Biographie courte et informations sur Paul-Jean Toulet
Paul-Jean Toulet est un écrivain et poète français né le 5 juin 1867 à Pau. Il a créé un style de poésie appelé les Contrerimes, qui a marqué sa renommée. Après avoir vécu à l'île Maurice et à Alger, il s’installe à Paris en 1898. Il a publié plusieurs œuvres importantes comme Les Tendres Ménages et Mon amie Nane. En 1912, il quitte Paris pour s’installer dans le sud-ouest de la France. Il meurt à Guéthary le 6 septembre 1920, après avoir influencé de nombreux poètes.
- Un mari qu’on aime d’amour, ce n’est pas un mari, c’est un amant.
- Il vient un âge où le bonheur semble se retirer de la vie, comme ces lacs qu’un été trop long rétrécit entre leurs rives.
- La jalousie, c’est une preuve de coeur comme la goutte de jambes.
- Ne force pas qui veut les portes de l’enfer.
- Quand on a raison, il faut raisonner comme un homme. Et comme une femme quand on a tort.
- Une théorie d’art aide à la critique, non à la création.
- La volupté, à son comble, participe de l’anonymat. C’est quelque chose noire et sans limite, où s’efface le nom de l’amant, comme dans l’ivresse le cru du vin.
- Bienheureux les sots. Ils ne s’aperçoivent pas de leur solitude.
- Si tu pleures de joie, ne sèche pas tes larmes : tu les voles à la douleur.
- L’amour traîne après lui l’amitié, comme un bel adolescent qui tire par la main une soeur vieille et morose.
- Si tu as peur de la mort, n’écoute pas ton coeur battre la nuit.
- C’est difficile d’aimer plus d’une femme en même temps. On ne saurait, comme disait Calino, se trouver en plus d’un lieu à la fois, « à moins, ajouta-t-il, d’être petit oiseau ».
- Aux hommes c’est par le coeur que s’apprend l’amour. Chez les femmes c’est par coeur.
- Mon coeur, si doux à prendre - Entre tes mains, - Ouvre-le, ce n’est rien - Qu’un peu de cendre.
- Il y a des femmes qui ont passé leur vie à se donner, et sans avoir, peut-être, un seul amant. Quand elles croyaient céder à l’homme, elles ne faisaient que subir l’occasion.
- Peut-être qu’il est doux d’être mort. Il ne l’est pas assurément de mourir.

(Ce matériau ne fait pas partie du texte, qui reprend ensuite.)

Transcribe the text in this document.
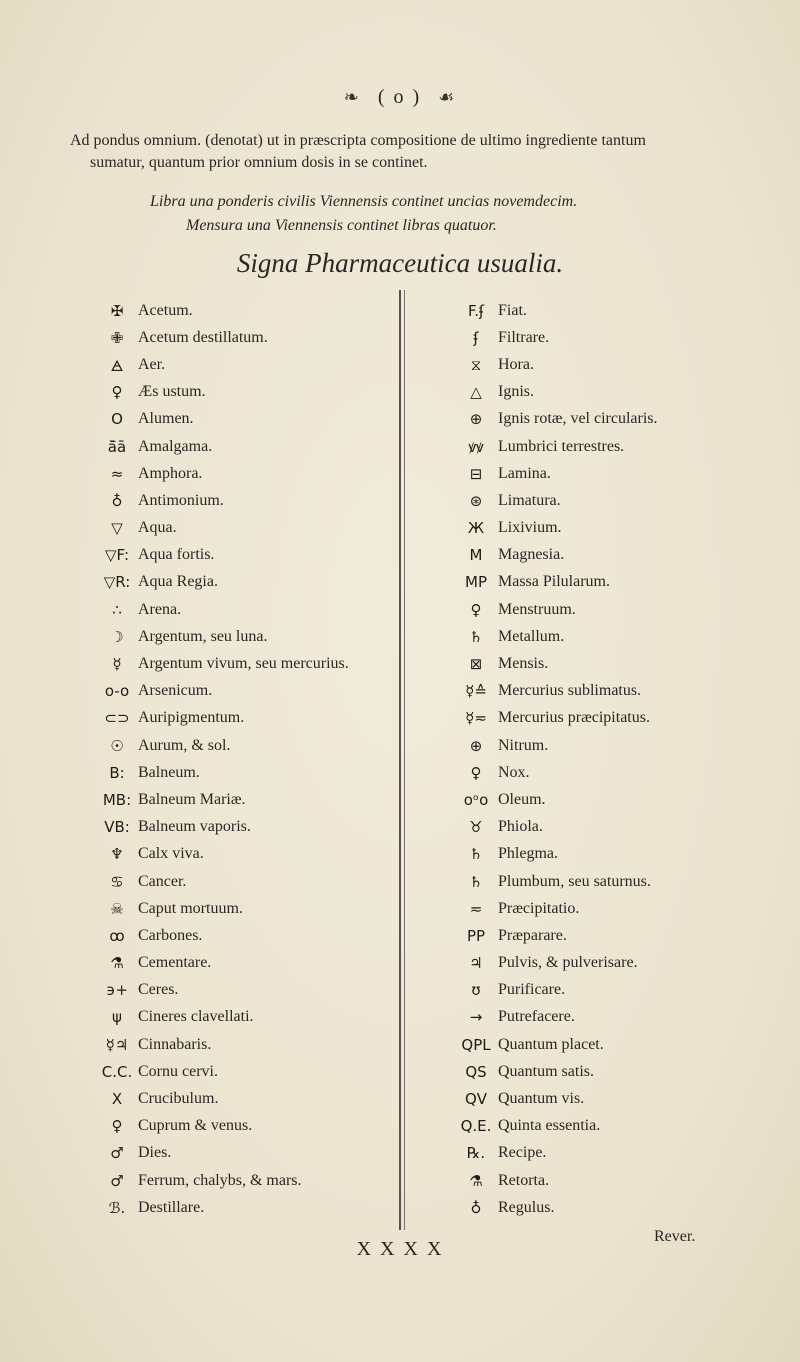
❧ ( o ) ☙

Ad pondus omnium. (denotat) ut in præscripta compositione de ultimo ingrediente tantum

sumatur, quantum prior omnium dosis in se continet.

Libra una ponderis civilis Viennensis continet uncias novemdecim.
Mensura una Viennensis continet libras quatuor.
Signa Pharmaceutica usualia.
✠ Acetum.
✙ Acetum destillatum.
🜁 Aer.
♀ Æs ustum.
O Alumen.
ā̄ā Amalgama.
≈ Amphora.
♁ Antimonium.
▽ Aqua.
▽F: Aqua fortis.
▽R: Aqua Regia.
∴	Arena.
☽ Argentum, seu luna.
☿	Argentum vivum, seu mercurius.
o-o Arsenicum.
⊂⊃ Auripigmentum.
☉ Aurum, & sol.
B: Balneum.
MB: Balneum Mariæ.
VB: Balneum vaporis.
♆ Calx viva.
♋ Cancer.
☠ Caput mortuum.
ꝏ Carbones.
⚗ Cementare.
϶+ Ceres.
ψ	Cineres clavellati.
☿♃ Cinnabaris.
C.C. Cornu cervi.
X Crucibulum.
♀ Cuprum & venus.
♂ Dies.
♂ Ferrum, chalybs, & mars.
ℬ. Destillare.
F.ʄ Fiat.
ʄ	Filtrare.
⧖	Hora.
△	Ignis.
⊕ Ignis rotæ, vel circularis.
ꝟꝟ Lumbrici terrestres.
⊟ Lamina.
⊛ Limatura.
Ж Lixivium.
M Magnesia.
MP Massa Pilularum.
♀	Menstruum.
♄ Metallum.
⊠ Mensis.
☿≙ Mercurius sublimatus.
☿≂ Mercurius præcipitatus.
⊕ Nitrum.
♀	Nox.
oᵒo Oleum.
♉ Phiola.
♄ Phlegma.
♄ Plumbum, seu saturnus.
≂ Præcipitatio.
PP Præparare.
♃ Pulvis, & pulverisare.
ʊ	Purificare.
→ Putrefacere.
QPL Quantum placet.
QS Quantum satis.
QV Quantum vis.
Q.E. Quinta essentia.
℞. Recipe.
⚗ Retorta.
♁	Regulus.
X X X X
Rever.
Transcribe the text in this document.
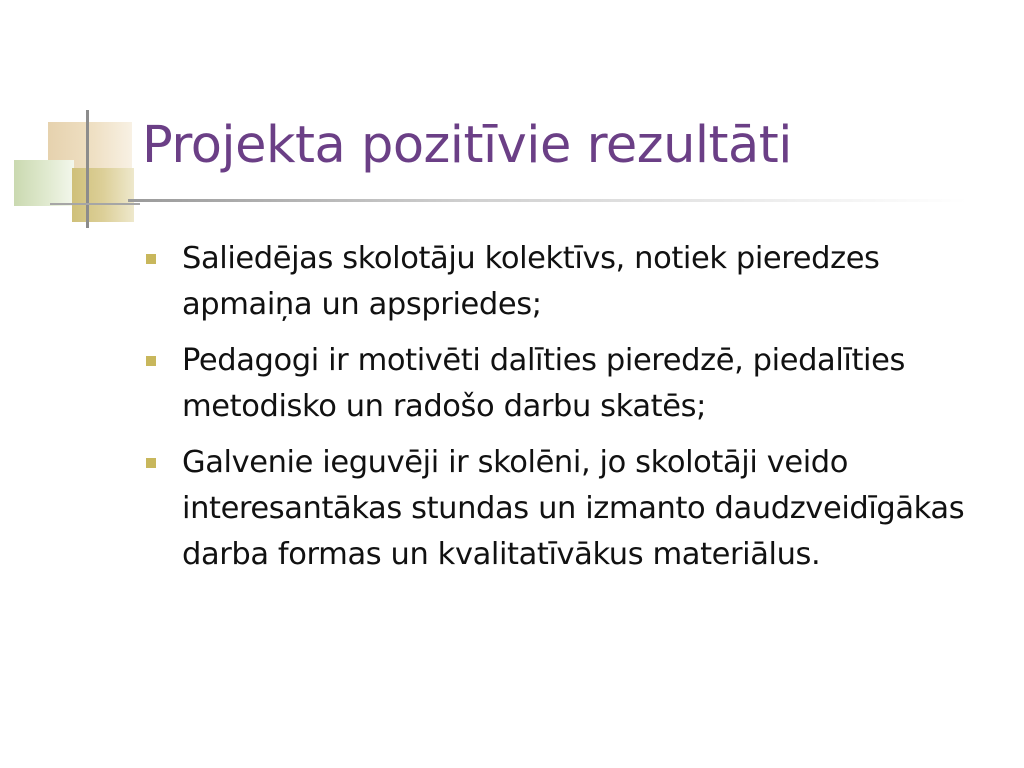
Projekta pozitīvie rezultāti
Saliedējas skolotāju kolektīvs, notiek pieredzes apmaiņa un apspriedes;
Pedagogi ir motivēti dalīties pieredzē, piedalīties metodisko un radošo darbu skatēs;
Galvenie ieguvēji ir skolēni, jo skolotāji veido interesantākas stundas un izmanto daudzveidīgākas darba formas un kvalitatīvākus materiālus.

- Aimer son mari, c’est payer un fournisseur. - Aimer un amant, c’est donner aux pauvres.
- Une femme peut fort bien aimer deux hommes à la fois. On dirait que, toutes petites, elles ont appris à loucher du coeur.

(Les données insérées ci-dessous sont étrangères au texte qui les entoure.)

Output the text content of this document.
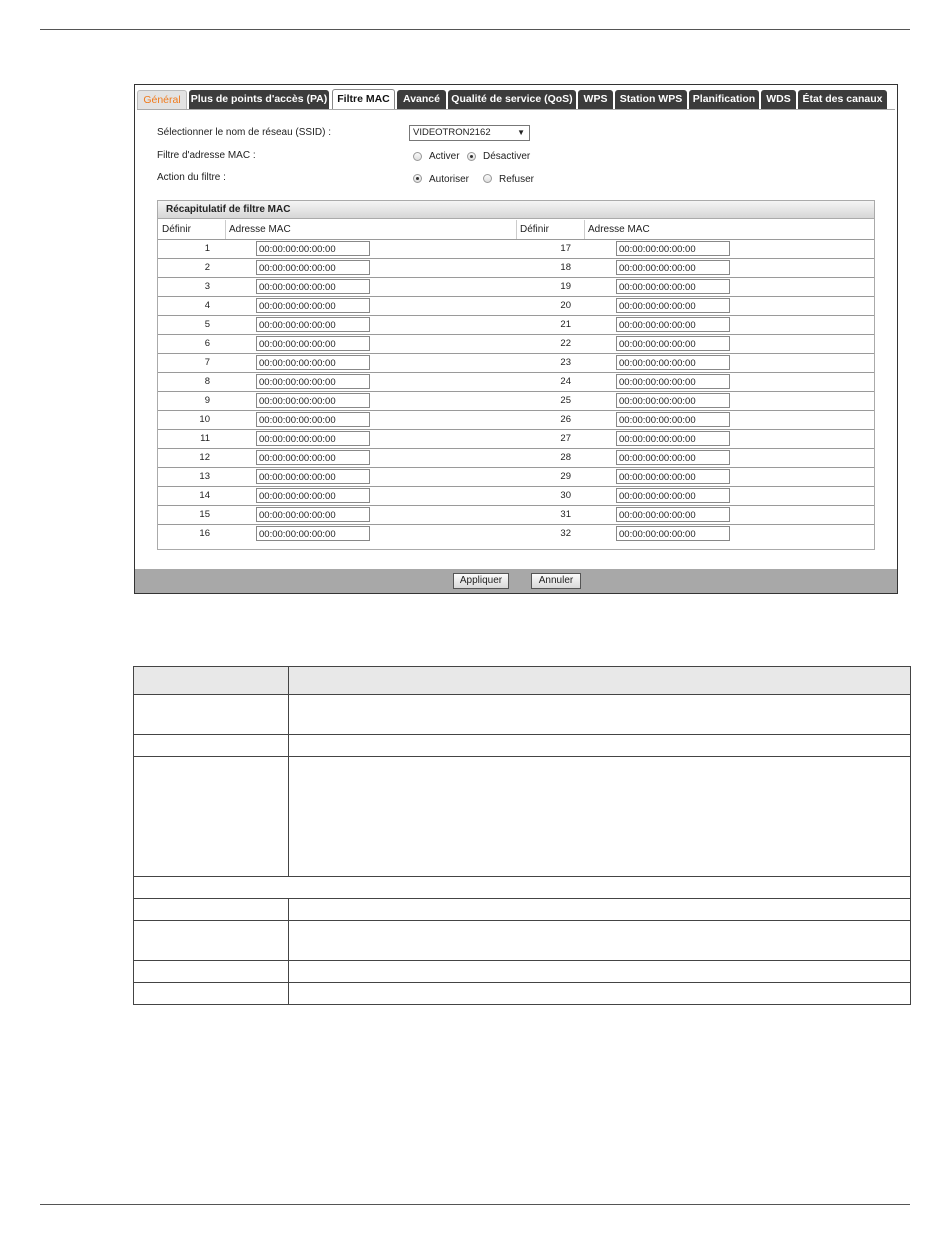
Général Plus de points d'accès (PA) Filtre MAC	Avancé	Qualité de service (QoS)	WPS	Station WPS	Planification	WDS	État des canaux
Sélectionner le nom de réseau (SSID) :	VIDEOTRON2162	▼
Filtre d'adresse MAC :	Activer Désactiver
Action du filtre :	Autoriser	Refuser
Récapitulatif de filtre MAC
Définir	Adresse MAC	Définir	Adresse MAC
1	00:00:00:00:00:00	17	00:00:00:00:00:00
2	00:00:00:00:00:00	18	00:00:00:00:00:00
3	00:00:00:00:00:00	19	00:00:00:00:00:00
4	00:00:00:00:00:00	20	00:00:00:00:00:00
5	00:00:00:00:00:00	21	00:00:00:00:00:00
6	00:00:00:00:00:00	22	00:00:00:00:00:00
7	00:00:00:00:00:00	23	00:00:00:00:00:00
8	00:00:00:00:00:00	24	00:00:00:00:00:00
9	00:00:00:00:00:00	25	00:00:00:00:00:00
10	00:00:00:00:00:00	26	00:00:00:00:00:00
11	00:00:00:00:00:00	27	00:00:00:00:00:00
12	00:00:00:00:00:00	28	00:00:00:00:00:00
13	00:00:00:00:00:00	29	00:00:00:00:00:00
14	00:00:00:00:00:00	30	00:00:00:00:00:00
15	00:00:00:00:00:00	31	00:00:00:00:00:00
16	00:00:00:00:00:00	32	00:00:00:00:00:00
Appliquer	Annuler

- Il faut beaucoup aimer les gens pour leur pardonner de nous rendre heureux.
- Ces coeurs que l’on croit tendres et qui ne sont que corrompus, l’amour y laisserait de mêmes et aussi durables creux que nos doigts aux jambes de la belle Madame.
- Ce n’est pas de ses seules mains qu’on est paresseux, toujours. Il y a des années où l’on se soucie d’amour autant que de travail, et qu’il vous pousse, pour ainsi dire, un poil dans le coeur.
- Il n’est rien de moins aristocrate que l’amour; tel grand seigneur court les boniches, de qui sa femme viole la livrée.
- Il est moins doux d’assouvir son amour que de satisfaire sa vengeance.
- On est plus méchant et plus lâche en rêve qu’au réveil. Et peut-être que cette vie elle-même n’est que le rêve d’une autre vie, où l’amour serait sans cruauté, l’amitié sincère; où les croyants croiraient à leur croix, les poètes à leur délire.
- Un bel amour parfois, visite le déclin de la vie, comme ces papillons qui balancent à travers le soir, leurs ailes.
- Les femmes d’âge ont une espèce de naturel dans l’abandon, et de savoir-faire qui insensiblement engagent. On dirait ces livres de chevet qui d’eux-mêmes s’ouvrent, et nous découvrent leurs bons endroits.
- On raconte que Dieu a créé l’homme à son image : il nous a donné là une piètre idée de ses charmes.
- Les gens à qui l’on doit son bonheur, ni les femmes qu’on aime et qui se donnent, on ne leur pardonne guère. C’est comme s’ils vous avaient prêté de l’argent.
- On doute s’il faut trouver plus risible la rêverie de ceux qui nient le pouvoir de l’or - ou plus grossière l’assurance qu’il peut tout faire; que rien ne se fait que pour lui.